New housing starts data from Census just came out, showing both single-family and multifamily DOWN. Single-family starts fell 5.9% (plus or minus 12.7%) in May compared with April, according to Census. They revised downward their crazy (high) estimate for multifamily (thank goodness we didn't build that many apartments). The number is still up 9.4% over last May.
To steal a title from Douglas Adams (Hitchhiker's Guide to the Galaxy): Don't Panic. Don't panic about the drop in single-family; looking past the monthly noise, the trend is still upward. The aggregate number from Census somewhat obscures the underlying trends by market. Digging deeper, we see that some markets are up strongly, while others are in the dumps. To illustrate, consider that Metrostudy's data on housing starts, derived from our own 100% counts within the markets we cover, show that Southern California, Texas, and Florida are showing strong increases in starts, while Arizona and Nevada are down.
One encouraging change that should help shore up June and July is that the "conversion rate" of traffic has improved somewhat. Consumers are still skittish, and the effects of last year's sticker shock have not faded completely. The traffic through builders' showrooms is still fairly strong, so as long as the "quality" of traffic continues to improve, sales should rise soon. The NAHB survey yesterday showed weak traffic, but the trend for most of the year has been a decent flow of traffic, but the traffic that came in did not buy at the normal rate. We will continue to monitor this closely as we analyze June and try to anticipate July.
The mix of buyers is still heavily weighted toward move-up buyers. The entry-level segment is still depressed. Although DR Horton and LGI are targeting entry-level, we do not foresee a dramatic surge in demand from that segment. The extremely rapid increases in rents nationwide will tend to make the transition to ownership seem much more appealing, but the obstacles (lack of money for down payment, high student loan debt, and low employment rates among millennials) will cause delays in that transition. Many of the 20-somethings who have been living with their parents have succumbed to the temptation to consider all of their income (if they have any) disposable, but many others have saved up down payment money, and this is the key to what we see as "pent-up" households and "pent-up" new home demand.
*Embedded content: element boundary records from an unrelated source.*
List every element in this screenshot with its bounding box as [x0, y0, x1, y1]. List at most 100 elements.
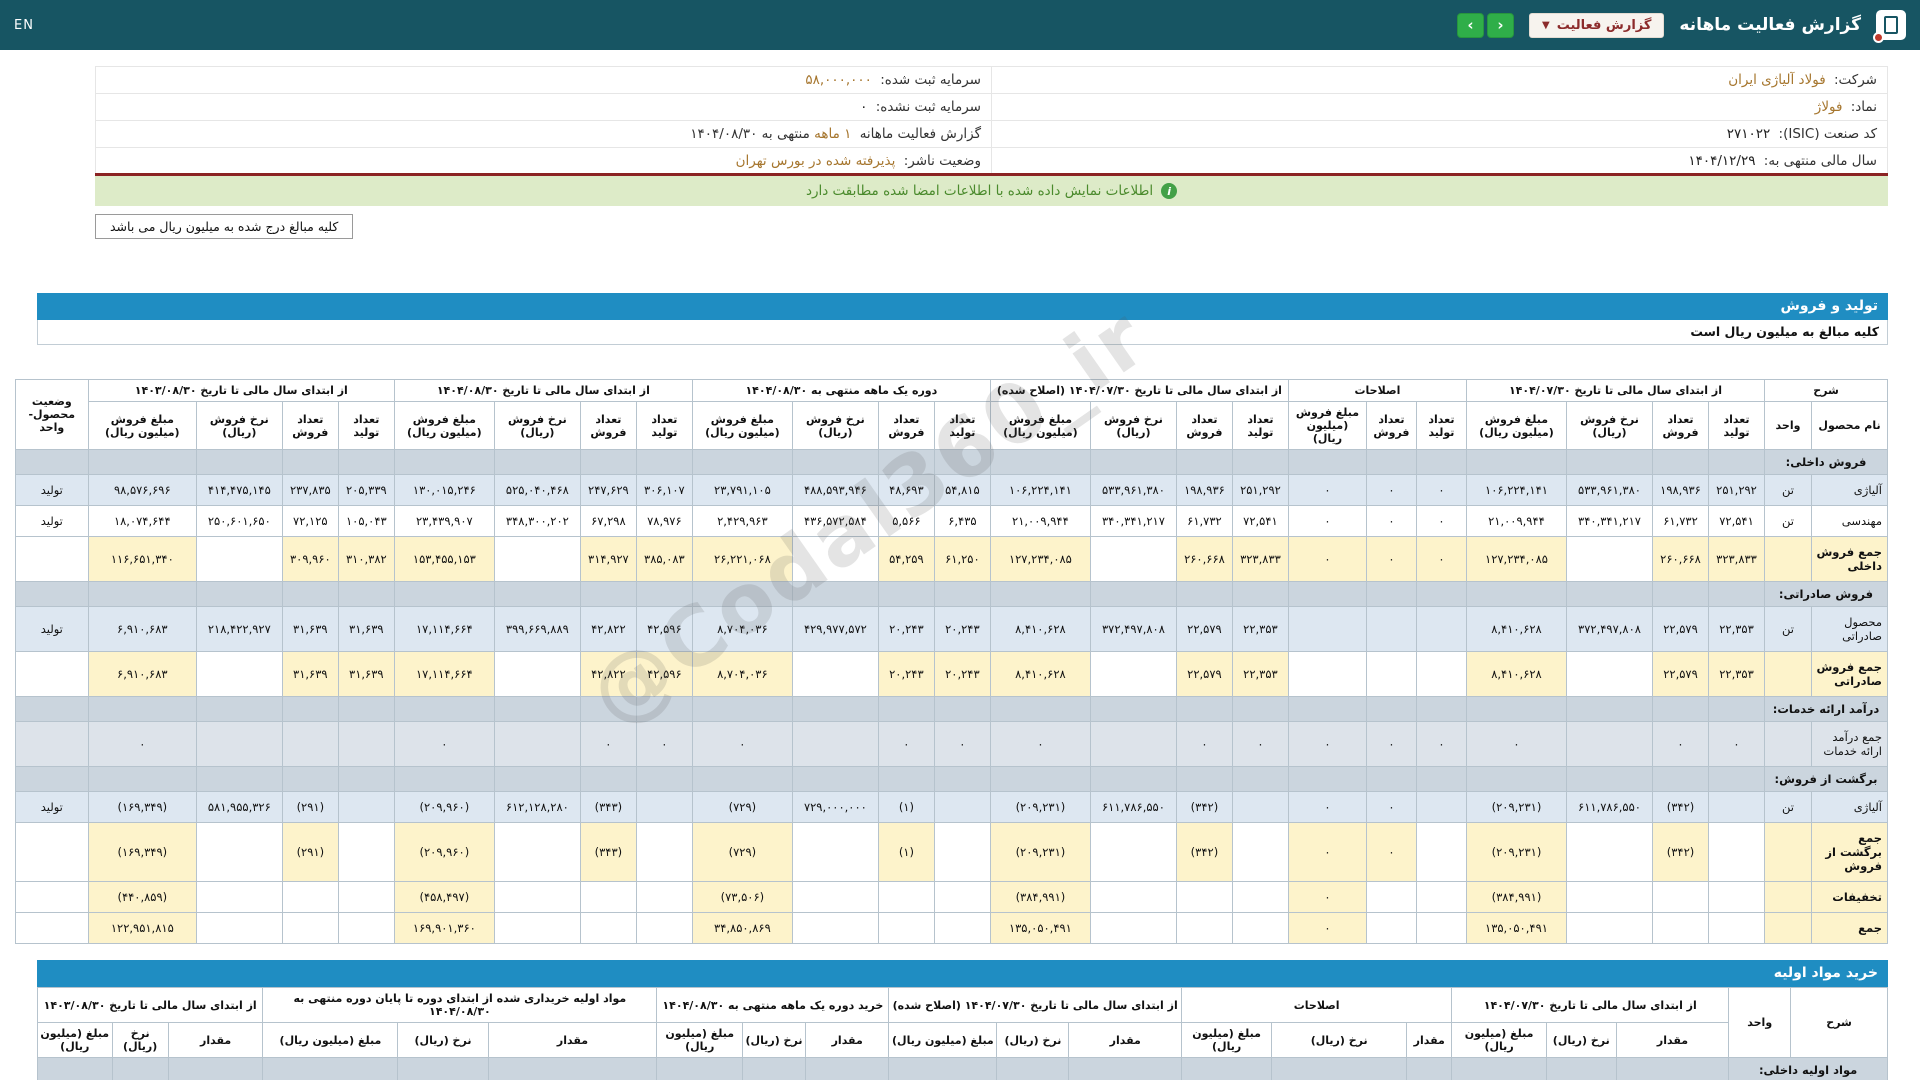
value-cell	[1089, 651, 1177, 697]
empty-cell	[1231, 766, 1289, 792]
empty-cell	[933, 696, 991, 722]
row-label-cell: محصول صادراتی	[1811, 606, 1888, 652]
column-header: مقدار	[1615, 1022, 1730, 1058]
value-cell: ۱۱۶,۶۵۱,۳۴۰	[87, 536, 197, 582]
value-cell: ۱۹۸,۹۳۶	[1652, 474, 1709, 506]
empty-cell	[1068, 1057, 1183, 1080]
issuer-status-cell: وضعیت ناشر: پذیرفته شده در بورس تهران	[95, 147, 992, 175]
value-cell: ۰	[1365, 474, 1417, 506]
value-cell: ۰	[1415, 721, 1467, 767]
column-header: از ابتدای سال مالی تا تاریخ ۱۴۰۴/۰۷/۳۰	[1465, 379, 1766, 402]
value-cell: ۴۲,۸۲۲	[579, 651, 637, 697]
prev-report-button[interactable]: ‹	[1486, 12, 1514, 38]
empty-cell	[635, 449, 693, 475]
report-icon-page	[1884, 16, 1898, 34]
report-period-label: گزارش فعالیت ماهانه	[859, 126, 981, 142]
value-cell	[1415, 881, 1467, 913]
value-cell	[337, 791, 395, 823]
value-cell: (۲۰۹,۲۳۱)	[1465, 791, 1568, 823]
value-cell	[1566, 912, 1653, 944]
value-cell: ۳۴۰,۳۴۱,۲۱۷	[1089, 505, 1177, 537]
value-cell	[1415, 822, 1467, 882]
value-cell: ۵۸۱,۹۵۵,۳۲۶	[195, 791, 283, 823]
empty-cell	[791, 581, 879, 607]
value-cell: ۵۴,۸۱۵	[933, 474, 991, 506]
value-cell: ۳۴۸,۳۰۰,۲۰۲	[493, 505, 581, 537]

Mortgage rates have remained surprisingly low, despite the tapering of monetary stimulus, but some upward creep is expected by next year. The affordability indices are still very favorable, but less so when it comes to new homes, which are more expensive. As rates go higher, the strain on incomes will increase.
Another headwind is going to be the "lock-in" effect. This refers to the fact that a very large proportion of home owners have sub-5% fixed mortgage rates, and many of them will be reluctant to lose that rate. This will create a feeling among some home owners, once rates get back above 5.5% or 6.0% that they are locked in to their current home. That is to say, the jump in monthly payments will have to be justified by the need to move (for a job, or for family reasons). Some who need to move will choose to rent out their former home, becoming reluctant landlords.
Housing starts for the rest of 2014 will continue to trend upward, driven by gradually-improving job growth and slowly-returning household formations, but will be capped by lot supplies in the areas where most builders want to build. Demand will strengthen, but how fast? That depends on the credit access, and the choices, of the first-time buyers.